I don’t know if this is typical of me or of Douglas Adams, but the first thing I read of his was the second Hitchhiker’s book. As a result, I thought Zaphod Beeblebrox was the main character, which suited me right down to the rocky New Hampshire ground. As a burgeoning young egomaniac myself, I was well pleased to discover such a charming self-absorbed hero. He was funny, he was confident, he was everything I knew myself to be.
I don’t know if this is typical of me or of Tom Baker, but he was my first Doctor. As a result—well, I think you can see where I’m going with this. The Fourth Doctor and Zaphod both think themselves the center of the universe, and, wonderfully, it turns out they’re both right. Oh sure, it’s because one of them is in an artificial universe and the other is a fictional character, but things are tough all over. I think a little arrogance is justified, don’t you?
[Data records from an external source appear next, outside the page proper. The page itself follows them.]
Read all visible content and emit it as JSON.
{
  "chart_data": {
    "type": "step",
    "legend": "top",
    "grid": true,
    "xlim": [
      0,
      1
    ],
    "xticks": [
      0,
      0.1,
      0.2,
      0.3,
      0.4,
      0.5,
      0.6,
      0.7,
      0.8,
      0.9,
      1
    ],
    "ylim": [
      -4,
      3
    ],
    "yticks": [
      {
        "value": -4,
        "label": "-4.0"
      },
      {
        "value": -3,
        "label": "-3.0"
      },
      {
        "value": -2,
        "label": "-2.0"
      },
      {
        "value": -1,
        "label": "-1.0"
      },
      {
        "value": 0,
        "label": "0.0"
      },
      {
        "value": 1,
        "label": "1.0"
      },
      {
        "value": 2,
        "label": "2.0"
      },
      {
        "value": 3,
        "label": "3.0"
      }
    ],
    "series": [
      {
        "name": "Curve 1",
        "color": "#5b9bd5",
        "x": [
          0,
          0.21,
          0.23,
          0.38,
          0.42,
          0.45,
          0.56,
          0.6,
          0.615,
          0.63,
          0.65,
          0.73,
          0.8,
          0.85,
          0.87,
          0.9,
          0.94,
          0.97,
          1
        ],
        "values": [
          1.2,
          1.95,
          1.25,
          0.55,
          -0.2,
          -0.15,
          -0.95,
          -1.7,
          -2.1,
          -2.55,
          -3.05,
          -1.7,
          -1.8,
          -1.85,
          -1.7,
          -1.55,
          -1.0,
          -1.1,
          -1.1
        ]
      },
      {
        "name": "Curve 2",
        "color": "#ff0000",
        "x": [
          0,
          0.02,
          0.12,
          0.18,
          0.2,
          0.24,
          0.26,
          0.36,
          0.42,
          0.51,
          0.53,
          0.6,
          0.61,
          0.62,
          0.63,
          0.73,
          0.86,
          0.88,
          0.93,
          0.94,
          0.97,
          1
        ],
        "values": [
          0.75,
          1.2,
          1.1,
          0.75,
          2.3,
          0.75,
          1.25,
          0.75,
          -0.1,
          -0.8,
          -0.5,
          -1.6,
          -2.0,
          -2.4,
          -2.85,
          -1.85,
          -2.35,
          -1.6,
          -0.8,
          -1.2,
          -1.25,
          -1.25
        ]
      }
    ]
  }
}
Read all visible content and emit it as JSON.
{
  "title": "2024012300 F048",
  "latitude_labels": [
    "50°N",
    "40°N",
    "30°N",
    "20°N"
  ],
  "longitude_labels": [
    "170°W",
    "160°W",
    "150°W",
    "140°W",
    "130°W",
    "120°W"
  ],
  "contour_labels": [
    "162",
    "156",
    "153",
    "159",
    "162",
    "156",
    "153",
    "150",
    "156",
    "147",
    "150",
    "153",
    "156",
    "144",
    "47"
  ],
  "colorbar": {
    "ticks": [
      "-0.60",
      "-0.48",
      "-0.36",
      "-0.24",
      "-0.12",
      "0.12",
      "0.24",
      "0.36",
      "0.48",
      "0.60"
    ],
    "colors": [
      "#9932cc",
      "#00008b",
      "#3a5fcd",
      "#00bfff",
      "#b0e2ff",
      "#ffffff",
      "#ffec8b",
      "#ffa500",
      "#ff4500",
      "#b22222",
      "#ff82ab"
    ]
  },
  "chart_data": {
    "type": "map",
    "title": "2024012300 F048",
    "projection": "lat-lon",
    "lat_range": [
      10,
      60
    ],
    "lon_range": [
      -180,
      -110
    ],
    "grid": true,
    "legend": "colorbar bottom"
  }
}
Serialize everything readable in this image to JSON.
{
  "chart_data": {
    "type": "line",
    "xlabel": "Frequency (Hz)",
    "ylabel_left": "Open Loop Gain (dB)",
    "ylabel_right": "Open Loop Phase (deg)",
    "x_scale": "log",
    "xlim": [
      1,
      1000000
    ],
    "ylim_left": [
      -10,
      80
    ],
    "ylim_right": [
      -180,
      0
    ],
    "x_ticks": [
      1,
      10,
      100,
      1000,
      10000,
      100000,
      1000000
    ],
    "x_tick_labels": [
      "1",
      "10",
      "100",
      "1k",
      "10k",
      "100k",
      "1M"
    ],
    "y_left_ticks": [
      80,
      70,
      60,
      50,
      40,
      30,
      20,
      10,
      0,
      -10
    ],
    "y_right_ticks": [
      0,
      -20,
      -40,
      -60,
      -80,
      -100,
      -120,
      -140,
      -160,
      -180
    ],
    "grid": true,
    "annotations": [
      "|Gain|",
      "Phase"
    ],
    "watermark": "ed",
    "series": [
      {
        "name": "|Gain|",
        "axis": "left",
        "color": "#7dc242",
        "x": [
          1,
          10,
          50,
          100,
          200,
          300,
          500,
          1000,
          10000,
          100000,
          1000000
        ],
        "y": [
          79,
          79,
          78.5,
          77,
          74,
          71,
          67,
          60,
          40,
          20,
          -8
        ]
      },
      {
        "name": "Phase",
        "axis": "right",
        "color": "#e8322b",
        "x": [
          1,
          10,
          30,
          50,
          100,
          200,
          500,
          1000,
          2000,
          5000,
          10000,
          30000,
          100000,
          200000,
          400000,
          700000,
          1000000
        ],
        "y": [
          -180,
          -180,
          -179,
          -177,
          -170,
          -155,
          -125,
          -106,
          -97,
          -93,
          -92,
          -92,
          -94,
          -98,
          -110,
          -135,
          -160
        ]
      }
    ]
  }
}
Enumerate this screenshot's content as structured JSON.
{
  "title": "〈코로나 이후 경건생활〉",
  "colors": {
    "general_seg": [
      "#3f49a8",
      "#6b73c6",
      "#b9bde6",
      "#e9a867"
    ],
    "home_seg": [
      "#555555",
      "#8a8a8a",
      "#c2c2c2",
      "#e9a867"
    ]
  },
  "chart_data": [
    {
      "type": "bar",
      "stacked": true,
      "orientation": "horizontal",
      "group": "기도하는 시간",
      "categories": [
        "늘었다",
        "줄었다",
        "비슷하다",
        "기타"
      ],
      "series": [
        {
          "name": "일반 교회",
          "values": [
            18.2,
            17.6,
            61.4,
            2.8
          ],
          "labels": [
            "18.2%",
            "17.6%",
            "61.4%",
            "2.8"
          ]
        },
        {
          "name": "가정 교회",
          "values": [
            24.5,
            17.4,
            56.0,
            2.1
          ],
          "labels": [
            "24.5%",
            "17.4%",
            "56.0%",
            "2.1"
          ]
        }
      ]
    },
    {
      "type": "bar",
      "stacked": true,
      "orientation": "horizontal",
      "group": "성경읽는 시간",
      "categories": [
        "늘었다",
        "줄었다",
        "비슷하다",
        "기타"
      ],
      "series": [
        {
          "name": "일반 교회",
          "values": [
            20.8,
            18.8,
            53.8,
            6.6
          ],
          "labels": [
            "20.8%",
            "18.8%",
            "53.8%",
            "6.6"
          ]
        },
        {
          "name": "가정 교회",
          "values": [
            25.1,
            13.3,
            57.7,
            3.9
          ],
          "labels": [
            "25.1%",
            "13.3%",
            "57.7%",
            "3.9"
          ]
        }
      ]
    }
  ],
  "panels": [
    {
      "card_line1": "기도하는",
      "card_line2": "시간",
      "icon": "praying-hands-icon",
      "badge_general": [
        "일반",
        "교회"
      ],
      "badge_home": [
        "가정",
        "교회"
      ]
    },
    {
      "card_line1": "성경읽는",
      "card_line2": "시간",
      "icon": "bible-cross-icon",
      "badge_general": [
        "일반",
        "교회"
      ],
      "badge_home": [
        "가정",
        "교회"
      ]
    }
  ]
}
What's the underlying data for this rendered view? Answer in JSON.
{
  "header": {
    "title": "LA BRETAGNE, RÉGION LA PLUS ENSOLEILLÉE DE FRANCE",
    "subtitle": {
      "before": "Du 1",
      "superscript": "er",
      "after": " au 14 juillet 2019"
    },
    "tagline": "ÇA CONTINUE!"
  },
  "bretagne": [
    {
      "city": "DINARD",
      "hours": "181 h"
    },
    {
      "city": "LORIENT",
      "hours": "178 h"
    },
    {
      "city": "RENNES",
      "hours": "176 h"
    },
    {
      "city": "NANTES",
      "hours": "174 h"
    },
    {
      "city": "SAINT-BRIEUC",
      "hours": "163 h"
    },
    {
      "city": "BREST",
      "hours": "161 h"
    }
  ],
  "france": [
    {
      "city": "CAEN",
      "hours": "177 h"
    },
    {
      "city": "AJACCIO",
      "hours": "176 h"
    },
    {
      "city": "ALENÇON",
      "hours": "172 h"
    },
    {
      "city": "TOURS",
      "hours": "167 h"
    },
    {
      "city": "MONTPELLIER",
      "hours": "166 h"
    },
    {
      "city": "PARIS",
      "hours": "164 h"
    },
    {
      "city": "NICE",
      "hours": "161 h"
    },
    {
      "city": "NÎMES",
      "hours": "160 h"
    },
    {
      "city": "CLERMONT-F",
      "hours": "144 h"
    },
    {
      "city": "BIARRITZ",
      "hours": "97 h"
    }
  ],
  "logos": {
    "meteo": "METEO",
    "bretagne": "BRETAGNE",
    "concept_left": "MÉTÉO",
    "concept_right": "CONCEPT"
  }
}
So anyway: City of Death, where we have the man who created the dumbest arrogant bastard in the galaxy writing for the smartest arrogant bastard in the galaxy. The result: a perfect double-bluff. Or as Count Scarlioni muses, “My dear, nobody could be as stupid as he seems.”
Tom Baker blazes out of the screen in this one. The plot is appropriately clever and silly. The cast (Lalla Ward! Julian Glover!) is superb. The location is Paris. The genius at the heart of all, the synthesizer of this demented grand poetry, Mr. Douglas Adams, takes a bow.
And then arrogantly steals the whole thing for a Dirk Gently book.